This thesis addresses an investigation on energy management measures to reduce the fuel consumption for a hybrid electric vehicle. The first step is to develop simulation models to evaluate main performance characteristics. The experimental tests are accelerated using a validated co-simulation tool based on high resolution, complex thermal and kinematics models. Instead of considering only one standard cycle (e.g. New European Driving Cycle (NEDC)) in calculating optimal energy management, several customer representative cycles with the help of the 3D (Driver, Driving environs, Driven vehicle) method are considered in order to cover all driving conditions. One of the main tasks is to determine how such conditions affect fuel consumption and how this information can be used to optimize the control strategy.

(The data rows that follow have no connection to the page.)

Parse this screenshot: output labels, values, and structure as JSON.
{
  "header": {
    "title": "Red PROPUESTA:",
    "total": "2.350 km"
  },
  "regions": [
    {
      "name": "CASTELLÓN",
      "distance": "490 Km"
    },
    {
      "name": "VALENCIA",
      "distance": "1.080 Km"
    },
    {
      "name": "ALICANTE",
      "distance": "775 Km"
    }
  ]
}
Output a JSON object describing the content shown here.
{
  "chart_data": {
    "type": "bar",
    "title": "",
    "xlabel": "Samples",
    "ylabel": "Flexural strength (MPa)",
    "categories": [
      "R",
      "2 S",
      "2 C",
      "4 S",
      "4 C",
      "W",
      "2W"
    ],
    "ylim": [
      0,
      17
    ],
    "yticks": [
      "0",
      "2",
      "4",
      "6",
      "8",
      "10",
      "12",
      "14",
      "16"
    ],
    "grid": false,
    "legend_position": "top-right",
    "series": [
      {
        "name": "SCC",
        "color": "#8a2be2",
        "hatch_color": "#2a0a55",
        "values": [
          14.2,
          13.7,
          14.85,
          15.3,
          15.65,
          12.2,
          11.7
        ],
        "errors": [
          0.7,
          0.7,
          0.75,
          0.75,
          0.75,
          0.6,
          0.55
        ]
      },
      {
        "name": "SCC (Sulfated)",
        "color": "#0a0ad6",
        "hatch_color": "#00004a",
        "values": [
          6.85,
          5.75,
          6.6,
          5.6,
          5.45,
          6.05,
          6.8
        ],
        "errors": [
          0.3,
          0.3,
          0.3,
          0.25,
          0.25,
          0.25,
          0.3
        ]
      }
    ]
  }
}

Furthermore, some vehicle energy management measures, such as engine compartment insulation and grille shutter are investigated. In addition, due to increased attention in renewable energy sources, solar cells have been integrated into the vehicle. An intelligent approach is applied to a control strategy using a fuzzy logic controller and a genetic algorithm to optimize the energy distribution in a HEV. A multi-objective genetic algorithm is introduced to optimize the control parameters.
An additional focus is on the combination of the energy management strategies. After having developed the optimal control strategy and incorporated it with other energy management measures in the vehicle co-simulation, the simulation results reveal a reasonable potential of fuel reduction that vary between 1.5\% and 4\% for a conventional vehicle. A HEV shows a greater fuel reduction potential that lies between 2 \% and 8.6 \%.